How long will it take Ohio to get its fund solvent once again?
The goal is not simply to pay back the $2.6 billion to the federal government. The goal is to replenish the fund to what is called ‘minimum safe level’ in order for it to weather future economic downturns. The minimum safe level is around $2.5 billion; therefore the state UI fund is approximately $5 billion away from where it needs to be in the future. It could take three to five years to get the fund back to this level.
How can Ohio get the fund back to solvency?
Obviously, the best case scenario is finding a way to get more individuals employed, so fewer individuals are collecting unemployment. That would help Ohio rebuild the fund the fastest, versus raising employer taxes.
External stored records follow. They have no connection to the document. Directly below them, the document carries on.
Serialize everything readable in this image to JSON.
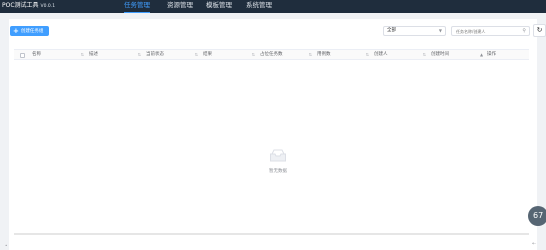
{
  "app": {
    "title": "POC测试工具",
    "version": "V0.0.1"
  },
  "nav": [
    "任务管理",
    "资源管理",
    "模板管理",
    "系统管理"
  ],
  "toolbar": {
    "create_label": "创建任务组",
    "filter_value": "全部",
    "search_placeholder": "任务名称/创建人"
  },
  "table": {
    "columns": [
      "名称",
      "描述",
      "当前状态",
      "结果",
      "占位任务数",
      "用例数",
      "创建人",
      "创建时间",
      "操作"
    ],
    "empty_text": "暂无数据"
  },
  "badge": {
    "value": "67"
  },
  "colors": {
    "accent": "#409eff",
    "topbar": "#1f2d3d"
  }
}
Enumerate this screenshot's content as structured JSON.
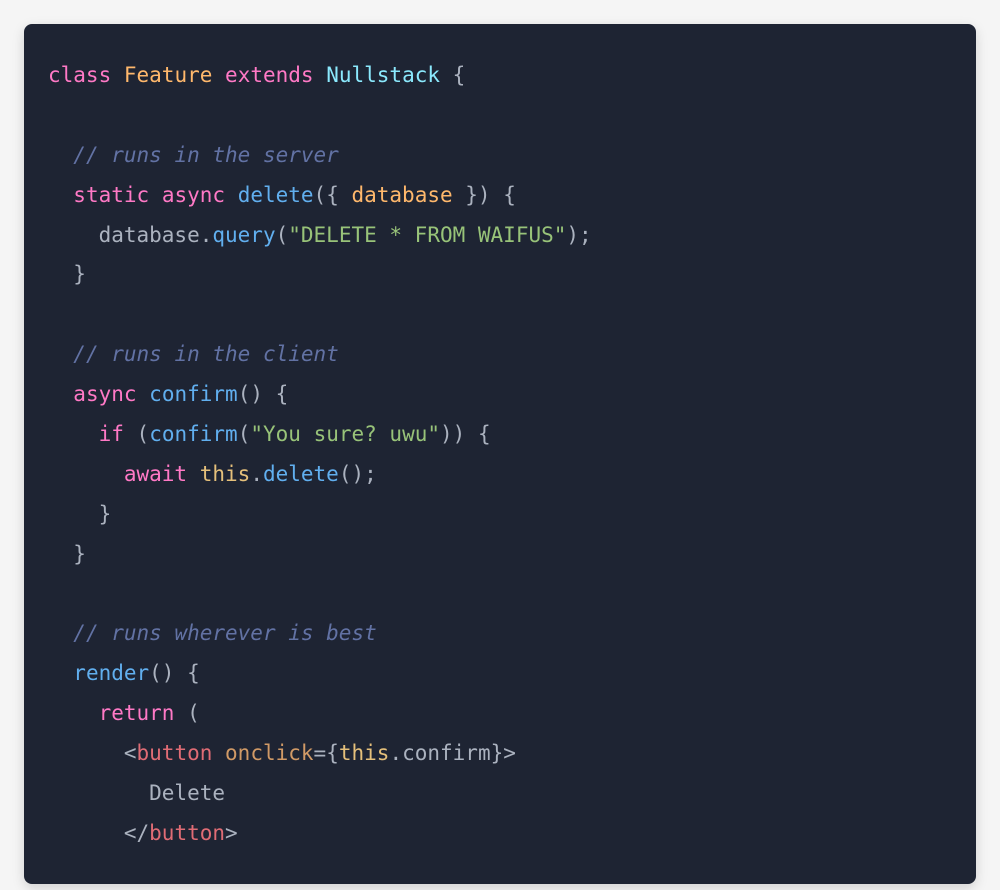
{
  "code": {
    "tokens": [
      {
        "cls": "tok-keyword",
        "t": "class"
      },
      {
        "cls": "tok-default",
        "t": " "
      },
      {
        "cls": "tok-class",
        "t": "Feature"
      },
      {
        "cls": "tok-default",
        "t": " "
      },
      {
        "cls": "tok-keyword",
        "t": "extends"
      },
      {
        "cls": "tok-default",
        "t": " "
      },
      {
        "cls": "tok-class2",
        "t": "Nullstack"
      },
      {
        "cls": "tok-default",
        "t": " "
      },
      {
        "cls": "tok-punct",
        "t": "{"
      },
      {
        "cls": "br",
        "t": ""
      },
      {
        "cls": "br",
        "t": ""
      },
      {
        "cls": "tok-default",
        "t": "  "
      },
      {
        "cls": "tok-comment",
        "t": "// runs in the server"
      },
      {
        "cls": "br",
        "t": ""
      },
      {
        "cls": "tok-default",
        "t": "  "
      },
      {
        "cls": "tok-keyword",
        "t": "static"
      },
      {
        "cls": "tok-default",
        "t": " "
      },
      {
        "cls": "tok-keyword",
        "t": "async"
      },
      {
        "cls": "tok-default",
        "t": " "
      },
      {
        "cls": "tok-function",
        "t": "delete"
      },
      {
        "cls": "tok-punct",
        "t": "({ "
      },
      {
        "cls": "tok-param",
        "t": "database"
      },
      {
        "cls": "tok-punct",
        "t": " }) {"
      },
      {
        "cls": "br",
        "t": ""
      },
      {
        "cls": "tok-default",
        "t": "    database"
      },
      {
        "cls": "tok-punct",
        "t": "."
      },
      {
        "cls": "tok-method",
        "t": "query"
      },
      {
        "cls": "tok-punct",
        "t": "("
      },
      {
        "cls": "tok-string",
        "t": "\"DELETE * FROM WAIFUS\""
      },
      {
        "cls": "tok-punct",
        "t": ");"
      },
      {
        "cls": "br",
        "t": ""
      },
      {
        "cls": "tok-default",
        "t": "  "
      },
      {
        "cls": "tok-punct",
        "t": "}"
      },
      {
        "cls": "br",
        "t": ""
      },
      {
        "cls": "br",
        "t": ""
      },
      {
        "cls": "tok-default",
        "t": "  "
      },
      {
        "cls": "tok-comment",
        "t": "// runs in the client"
      },
      {
        "cls": "br",
        "t": ""
      },
      {
        "cls": "tok-default",
        "t": "  "
      },
      {
        "cls": "tok-keyword",
        "t": "async"
      },
      {
        "cls": "tok-default",
        "t": " "
      },
      {
        "cls": "tok-function",
        "t": "confirm"
      },
      {
        "cls": "tok-punct",
        "t": "() {"
      },
      {
        "cls": "br",
        "t": ""
      },
      {
        "cls": "tok-default",
        "t": "    "
      },
      {
        "cls": "tok-keyword",
        "t": "if"
      },
      {
        "cls": "tok-default",
        "t": " "
      },
      {
        "cls": "tok-punct",
        "t": "("
      },
      {
        "cls": "tok-method",
        "t": "confirm"
      },
      {
        "cls": "tok-punct",
        "t": "("
      },
      {
        "cls": "tok-string",
        "t": "\"You sure? uwu\""
      },
      {
        "cls": "tok-punct",
        "t": ")) {"
      },
      {
        "cls": "br",
        "t": ""
      },
      {
        "cls": "tok-default",
        "t": "      "
      },
      {
        "cls": "tok-keyword",
        "t": "await"
      },
      {
        "cls": "tok-default",
        "t": " "
      },
      {
        "cls": "tok-this",
        "t": "this"
      },
      {
        "cls": "tok-punct",
        "t": "."
      },
      {
        "cls": "tok-method",
        "t": "delete"
      },
      {
        "cls": "tok-punct",
        "t": "();"
      },
      {
        "cls": "br",
        "t": ""
      },
      {
        "cls": "tok-default",
        "t": "    "
      },
      {
        "cls": "tok-punct",
        "t": "}"
      },
      {
        "cls": "br",
        "t": ""
      },
      {
        "cls": "tok-default",
        "t": "  "
      },
      {
        "cls": "tok-punct",
        "t": "}"
      },
      {
        "cls": "br",
        "t": ""
      },
      {
        "cls": "br",
        "t": ""
      },
      {
        "cls": "tok-default",
        "t": "  "
      },
      {
        "cls": "tok-comment",
        "t": "// runs wherever is best"
      },
      {
        "cls": "br",
        "t": ""
      },
      {
        "cls": "tok-default",
        "t": "  "
      },
      {
        "cls": "tok-function",
        "t": "render"
      },
      {
        "cls": "tok-punct",
        "t": "() {"
      },
      {
        "cls": "br",
        "t": ""
      },
      {
        "cls": "tok-default",
        "t": "    "
      },
      {
        "cls": "tok-keyword",
        "t": "return"
      },
      {
        "cls": "tok-default",
        "t": " "
      },
      {
        "cls": "tok-punct",
        "t": "("
      },
      {
        "cls": "br",
        "t": ""
      },
      {
        "cls": "tok-default",
        "t": "      "
      },
      {
        "cls": "tok-punct",
        "t": "<"
      },
      {
        "cls": "tok-tag",
        "t": "button"
      },
      {
        "cls": "tok-default",
        "t": " "
      },
      {
        "cls": "tok-attr",
        "t": "onclick"
      },
      {
        "cls": "tok-punct",
        "t": "="
      },
      {
        "cls": "tok-jsx-expr",
        "t": "{"
      },
      {
        "cls": "tok-this",
        "t": "this"
      },
      {
        "cls": "tok-punct",
        "t": "."
      },
      {
        "cls": "tok-default",
        "t": "confirm"
      },
      {
        "cls": "tok-jsx-expr",
        "t": "}"
      },
      {
        "cls": "tok-punct",
        "t": ">"
      },
      {
        "cls": "br",
        "t": ""
      },
      {
        "cls": "tok-default",
        "t": "        Delete"
      },
      {
        "cls": "br",
        "t": ""
      },
      {
        "cls": "tok-default",
        "t": "      "
      },
      {
        "cls": "tok-punct",
        "t": "</"
      },
      {
        "cls": "tok-tag",
        "t": "button"
      },
      {
        "cls": "tok-punct",
        "t": ">"
      }
    ]
  }
}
In terms of direct costs to companies, businesses can work with third-party claims administrators and/or an attorney to more aggressively manage their claims to eradicate fraudulent claims and overpayments. The state itself is taking numerous proactive efforts and is focusing on ways to reform Ohio’s unemployment compensation system, keep businesses in Ohio, attract new companies to Ohio, and get Ohioans re-employed.
How will developments at the federal level impact Ohio?
Pending legislation (H.R. 1745, also known as the Jobs Act) would reform aspects of the unemployment system. Ohio would benefit from some of the reforms that are being advocated by a broad coalition of national and state business associations. One of these is a requirement that would strengthen job search requirements for those receiving unemployment. In addition, President Obama recently released the ‘American JOBS Act’ with several provisions affecting unemployment compensation. While some provisions of the proposal have merit there is still uncertainty surrounding what price tag will be levied on those who fully fund the system — employers. The current system was developed in the 1930s and was not set up for the situation the country is currently in. Reforms would focus on getting people re-employed faster and into the jobs that are available.